Natural Language Processing

Fabian Suchanek (fabian@LASTNAME.name)

10th and 15th of June 2011

 

The purpose of this lab session is to get some hands-on experience with Part-of-Speech (POS) tagging.

1. A POS-tagged Corpus

We have produced a POS-tagged corpus at /infres/ic2/suchanek/nlp/wikipedia_pos.txt.
  1. Guess the meanings of the tags NNP, VB, DT, JJ, NN, IN. Explain your guesses.
There are many other tags about which we will not worry too much.

2. Building a Hidden Markov Model

The goal is to build a Hidden Markov Model (HMM) from the POS-tagged corpus, which contains
  1. the emission probabilities tag → word
  2. the transition probabilities tag → tag

You may work in any programming language (as long as it produces the desired output). In case you opt for Java, you can proceed as follows:

  1. Make a class HiddenMarkovModel, which contains two fields:
      protected Map<String, Map<String,Double>> transitionProb;
      protected Map<String, Map<String,Double>> emissionProb;
    
    The first will map a tag to a successor tag and the number of times that this transition was seen. The second will map a tag to a word and the number of times that this emission was seen.
  2. Write a toString() method that outputs both maps in a readable format.
  3. Write the methods
    public void foundTransition(String fromTag, String toTag);
    public void foundEmission(String tag, String word);
    
    ...which increase the respective counter by 1.

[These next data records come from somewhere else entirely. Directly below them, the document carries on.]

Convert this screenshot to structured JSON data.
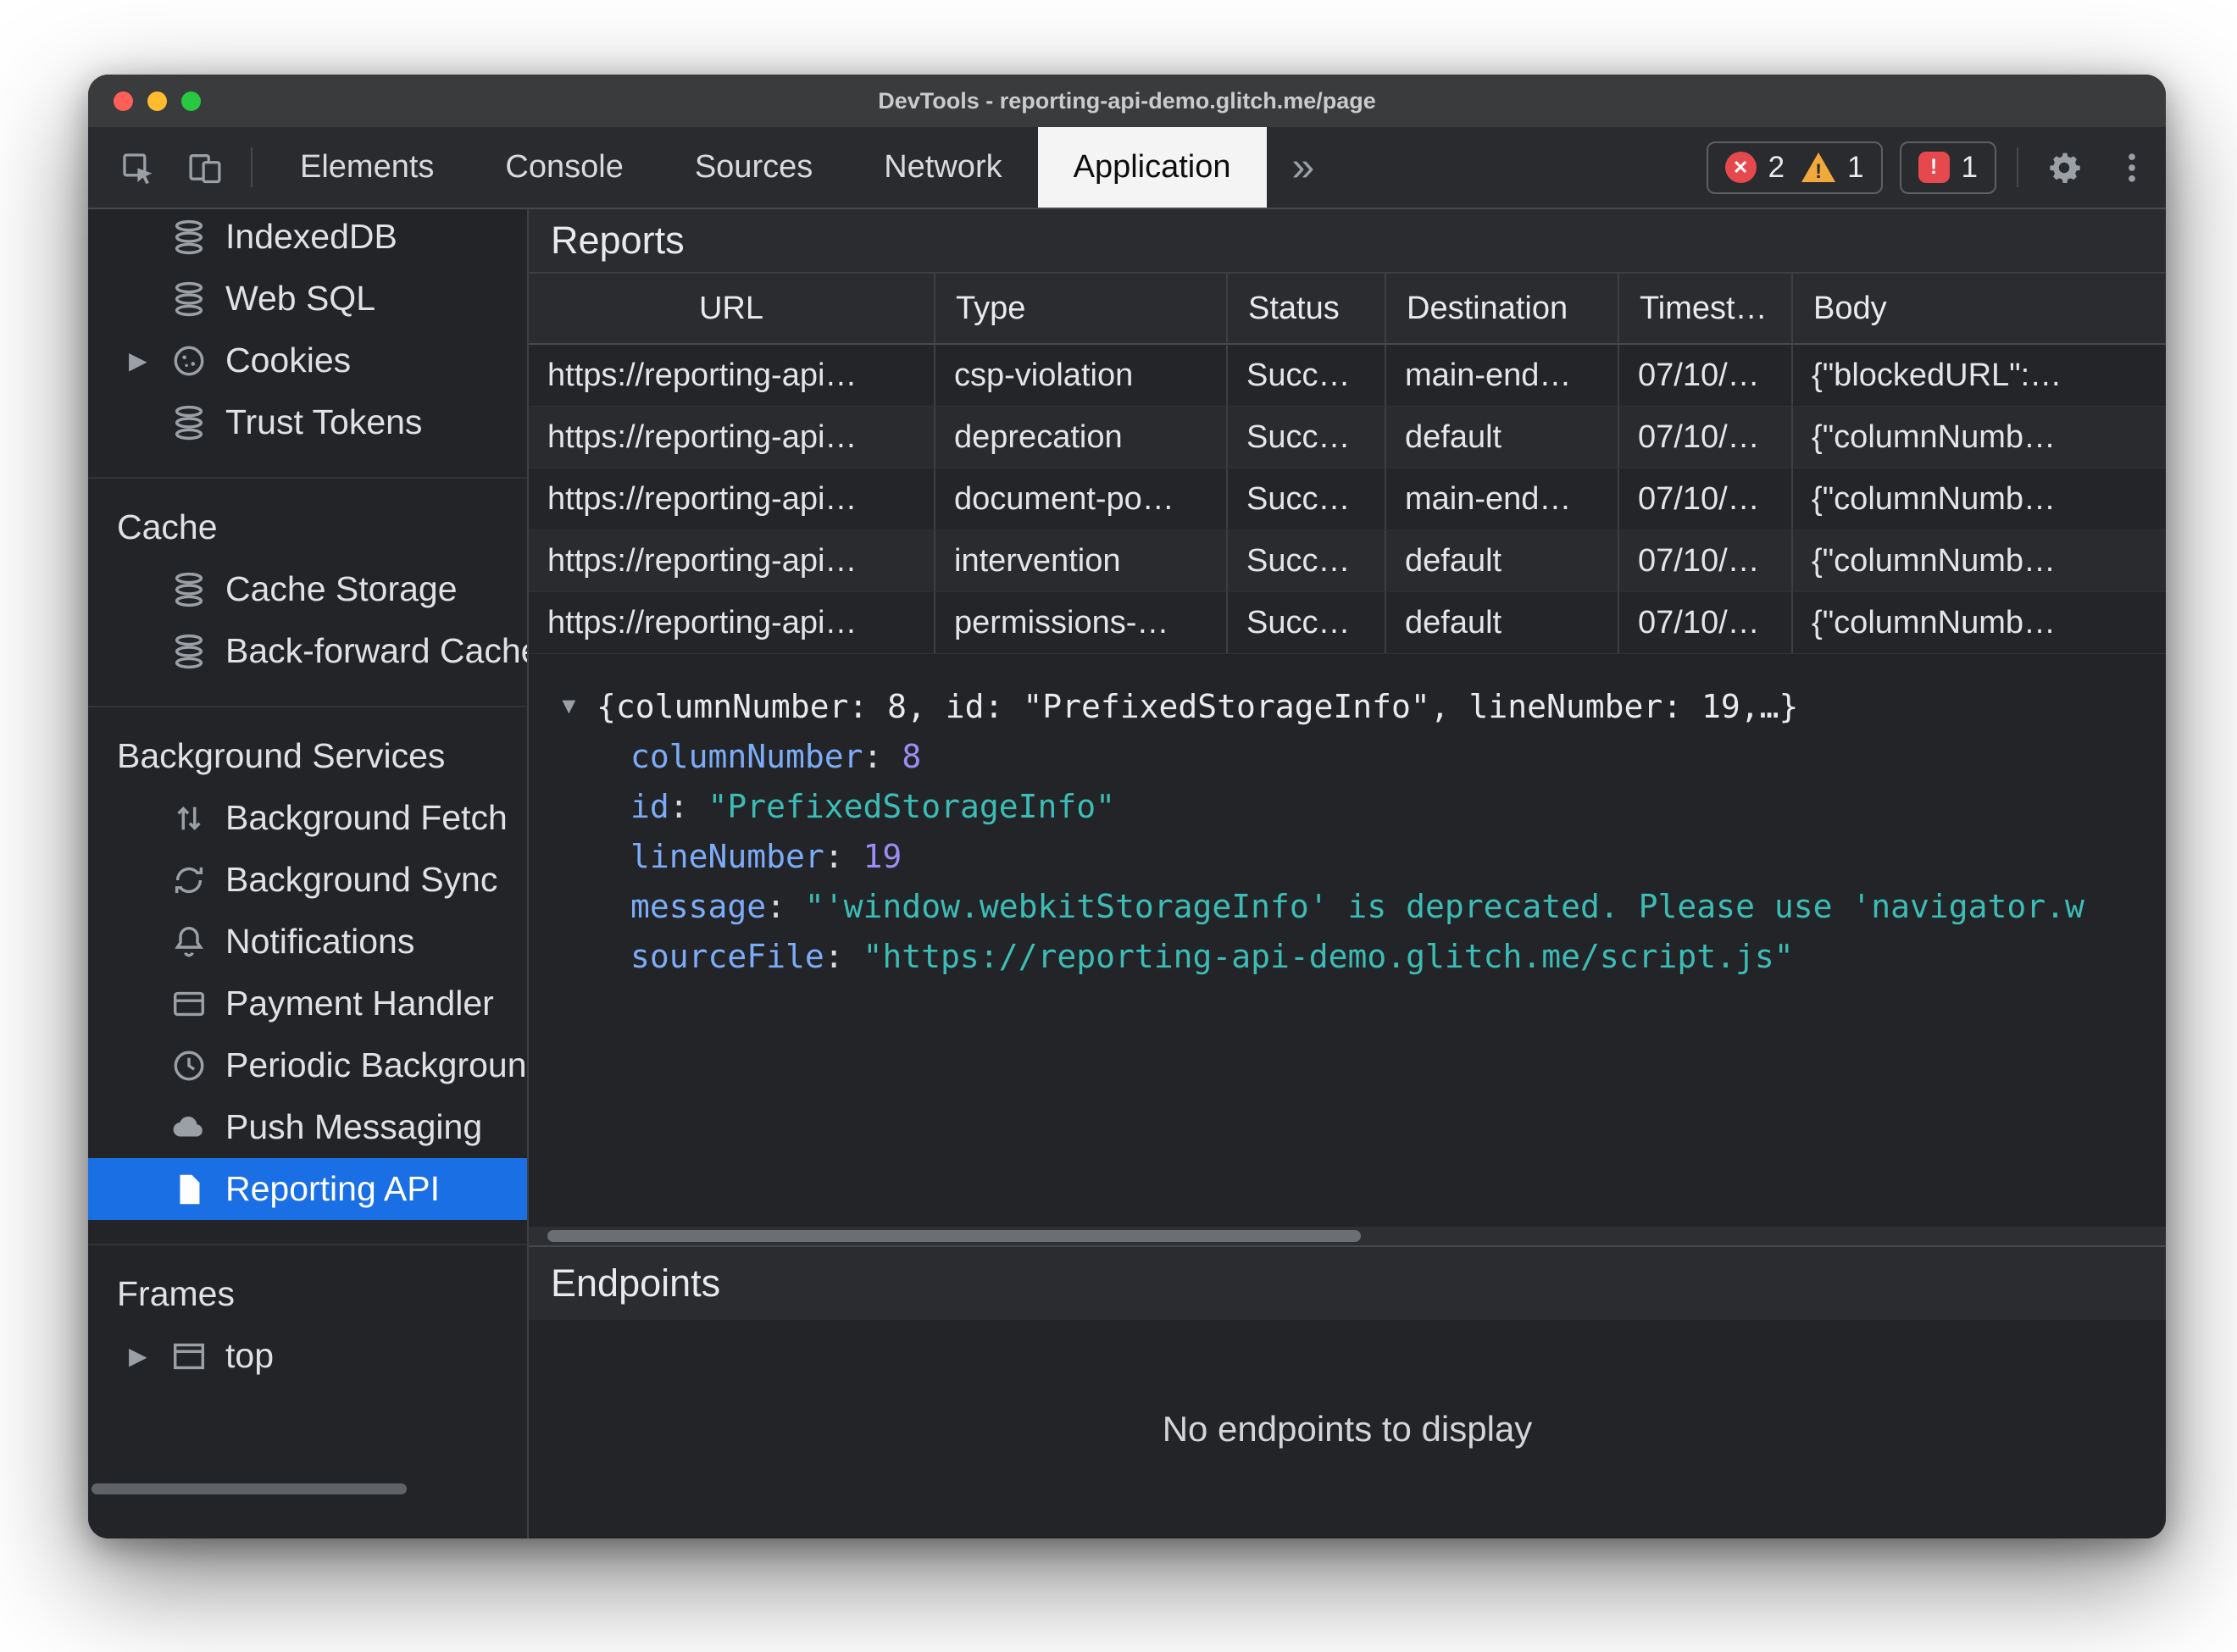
{
  "window": {
    "title": "DevTools - reporting-api-demo.glitch.me/page"
  },
  "colors": {
    "accent": "#1a73e8",
    "error": "#e5484d",
    "warning": "#f2a93c",
    "selected_tab": "#f4f4f5"
  },
  "toolbar": {
    "tabs": [
      {
        "label": "Elements"
      },
      {
        "label": "Console"
      },
      {
        "label": "Sources"
      },
      {
        "label": "Network"
      },
      {
        "label": "Application"
      }
    ],
    "more_tabs_icon": "chevron-double-right",
    "errors": "2",
    "warnings": "1",
    "issues": "1"
  },
  "sidebar": {
    "groups": [
      {
        "items": [
          {
            "label": "IndexedDB",
            "icon": "database-icon"
          },
          {
            "label": "Web SQL",
            "icon": "database-icon"
          },
          {
            "label": "Cookies",
            "icon": "cookie-icon"
          },
          {
            "label": "Trust Tokens",
            "icon": "database-icon"
          }
        ]
      },
      {
        "title": "Cache",
        "items": [
          {
            "label": "Cache Storage",
            "icon": "database-icon"
          },
          {
            "label": "Back-forward Cache",
            "icon": "database-icon"
          }
        ]
      },
      {
        "title": "Background Services",
        "items": [
          {
            "label": "Background Fetch",
            "icon": "fetch-arrows-icon"
          },
          {
            "label": "Background Sync",
            "icon": "sync-icon"
          },
          {
            "label": "Notifications",
            "icon": "bell-icon"
          },
          {
            "label": "Payment Handler",
            "icon": "payment-card-icon"
          },
          {
            "label": "Periodic Background Sync",
            "icon": "clock-icon"
          },
          {
            "label": "Push Messaging",
            "icon": "cloud-icon"
          },
          {
            "label": "Reporting API",
            "icon": "document-icon"
          }
        ]
      },
      {
        "title": "Frames",
        "items": [
          {
            "label": "top",
            "icon": "frame-icon"
          }
        ]
      }
    ]
  },
  "reports": {
    "title": "Reports",
    "columns": [
      "URL",
      "Type",
      "Status",
      "Destination",
      "Timest…",
      "Body"
    ],
    "rows": [
      {
        "url": "https://reporting-api…",
        "type": "csp-violation",
        "status": "Succ…",
        "destination": "main-end…",
        "timestamp": "07/10/…",
        "body": "{\"blockedURL\":…"
      },
      {
        "url": "https://reporting-api…",
        "type": "deprecation",
        "status": "Succ…",
        "destination": "default",
        "timestamp": "07/10/…",
        "body": "{\"columnNumb…"
      },
      {
        "url": "https://reporting-api…",
        "type": "document-po…",
        "status": "Succ…",
        "destination": "main-end…",
        "timestamp": "07/10/…",
        "body": "{\"columnNumb…"
      },
      {
        "url": "https://reporting-api…",
        "type": "intervention",
        "status": "Succ…",
        "destination": "default",
        "timestamp": "07/10/…",
        "body": "{\"columnNumb…"
      },
      {
        "url": "https://reporting-api…",
        "type": "permissions-…",
        "status": "Succ…",
        "destination": "default",
        "timestamp": "07/10/…",
        "body": "{\"columnNumb…"
      }
    ]
  },
  "detail": {
    "preview": "{columnNumber: 8, id: \"PrefixedStorageInfo\", lineNumber: 19,…}",
    "fields": [
      {
        "key": "columnNumber",
        "value": "8",
        "kind": "number"
      },
      {
        "key": "id",
        "value": "\"PrefixedStorageInfo\"",
        "kind": "string"
      },
      {
        "key": "lineNumber",
        "value": "19",
        "kind": "number"
      },
      {
        "key": "message",
        "value": "\"'window.webkitStorageInfo' is deprecated. Please use 'navigator.w",
        "kind": "string"
      },
      {
        "key": "sourceFile",
        "value": "\"https://reporting-api-demo.glitch.me/script.js\"",
        "kind": "string"
      }
    ]
  },
  "endpoints": {
    "title": "Endpoints",
    "empty_message": "No endpoints to display"
  }
}
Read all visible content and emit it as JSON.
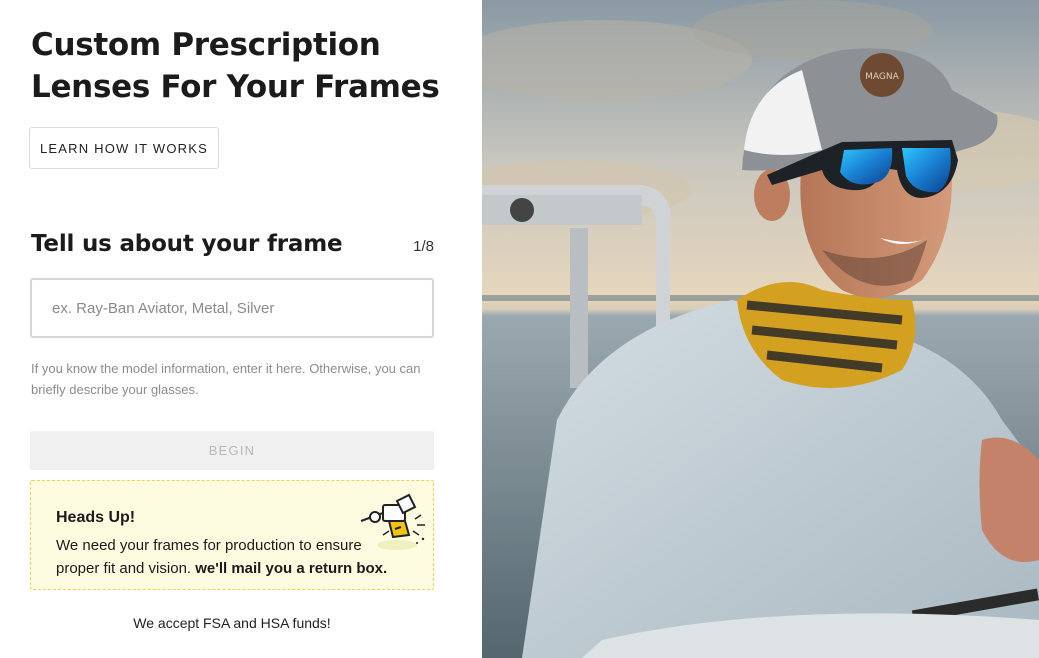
{
  "hero": {
    "title": "Custom Prescription Lenses For Your Frames",
    "learn_button": "LEARN HOW IT WORKS"
  },
  "form": {
    "step_title": "Tell us about your frame",
    "step_count": "1/8",
    "input_placeholder": "ex. Ray-Ban Aviator, Metal, Silver",
    "input_value": "",
    "help_text": "If you know the model information, enter it here. Otherwise, you can briefly describe your glasses.",
    "begin_button": "BEGIN"
  },
  "notice": {
    "title": "Heads Up!",
    "body_plain": "We need your frames for production to ensure proper fit and vision.",
    "body_bold": "we'll mail you a return box.",
    "icon": "mail-delivery-icon"
  },
  "footer": {
    "fsa_text": "We accept FSA and HSA funds!"
  },
  "photo": {
    "cap_patch_text": "MAGNA",
    "theme_colors": {
      "notice_bg": "#fdfbe0",
      "notice_border": "#e6d55a",
      "button_disabled_bg": "#f0f0f0"
    }
  }
}
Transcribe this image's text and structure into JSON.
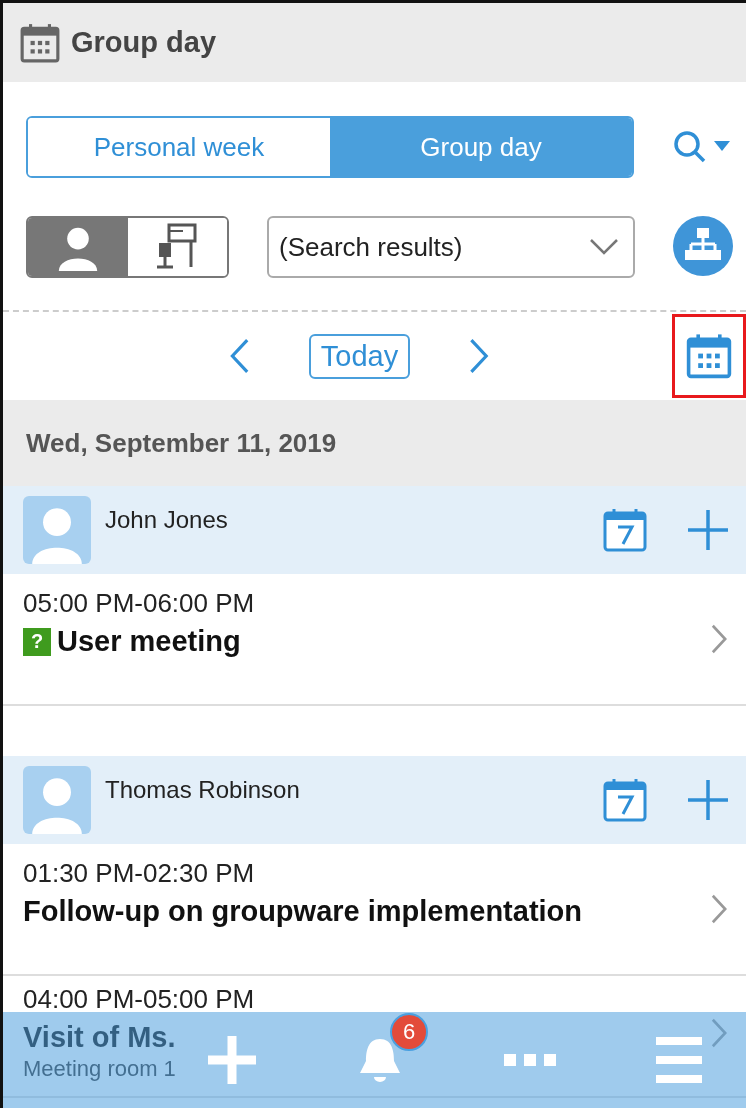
{
  "header": {
    "title": "Group day"
  },
  "view_tabs": [
    {
      "label": "Personal week",
      "selected": false
    },
    {
      "label": "Group day",
      "selected": true
    }
  ],
  "target_toggle": [
    {
      "kind": "user",
      "selected": true
    },
    {
      "kind": "facility",
      "selected": false
    }
  ],
  "group_select": {
    "value": "(Search results)"
  },
  "nav": {
    "today": "Today",
    "calendar_highlighted": true
  },
  "date": "Wed, September 11, 2019",
  "users": [
    {
      "name": "John Jones",
      "events": [
        {
          "time": "05:00 PM-06:00 PM",
          "title": "User meeting",
          "status_mark": "?"
        }
      ]
    },
    {
      "name": "Thomas Robinson",
      "events": [
        {
          "time": "01:30 PM-02:30 PM",
          "title": "Follow-up on groupware implementation"
        },
        {
          "time": "04:00 PM-05:00 PM",
          "title": "Visit of Ms.",
          "place": "Meeting room 1"
        }
      ]
    }
  ],
  "bottom_bar": {
    "notification_count": "6"
  }
}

    For example, if the transitionProb map is empty and we call

    foundTransition("NNP", "VB");
    foundTransition("NNP", "VB");
    foundTransition("NNP", "ADJ");
    foundTransition("VB", "ADJ");
    
    then the map should be NNP -> { VB ->2, ADJ -> 1}, VB -> {ADJ -> 1}.
  4. Write a method normalize(), which normalizes the counts in transitionProb and emissionProb to probabilities.

    For example, the above map should become NNP -> { VB ->0.666, ADJ -> 0.333}, VB -> {ADJ -> 1}

  5. Write a constructor, which takes as argument a file, parses it and builds the Hidden Markov Model.

    Hints:

  6. Build a model on the sample file /infres/ic2/suchanek/nlp/sample_pos.txt. Explain the result of toString() of the model.

3. Viterbi

The goal is to implement a POS-Tagger by the Viterbi algorithm. You may work in any programming language (as long as it produces the desired output). In case you opt for Java, you can proceed as follows:
  1. Do not be afraid
  2. Make your Hidden Markov Model ready for action: Have the loop in the constructor break after 10000 words and have the class implement Serializable. Write the methods
    public double emissionProbability(String tag, String word);
    public double transitionProbability(String fromTag, String toTag);
    
    which return 0 if the input could not be found.
  3. Build a model for the file /infres/ic2/suchanek/nlp/sound_check.txt and store it on disk (using ObjectOutputStream).
  4. Make a class Viterbi, which has a field protected HiddenMarkovModel model and a constructor that takes a HMM stored on disk as argument (use ObjectInputStream).
  5. Write a method public List<String> parse(String sentence), which, given a sentence, returns the list of most likely tags.

    Hints:

  6. Parse the sentence "Sound sounds", output the tags with non-zero probability for each word. In the first iteration, what does the algorithm "think" that the word "sound" is most likely? Why does the algorithm "change its mind"? Save and explain the tags with non-zero probability for each word in each iteration and the final tag assignment.
  7. Build a model for the Wikipedia POS-tagged corpus. (Break after fewer iterations in case you run into trouble.) Parse the sentence "April is the fourth month of the year". Check whether you could reproduce the original tags. Save and explain the tags with non-zero probability for each word in each iteration and the final tag assignment.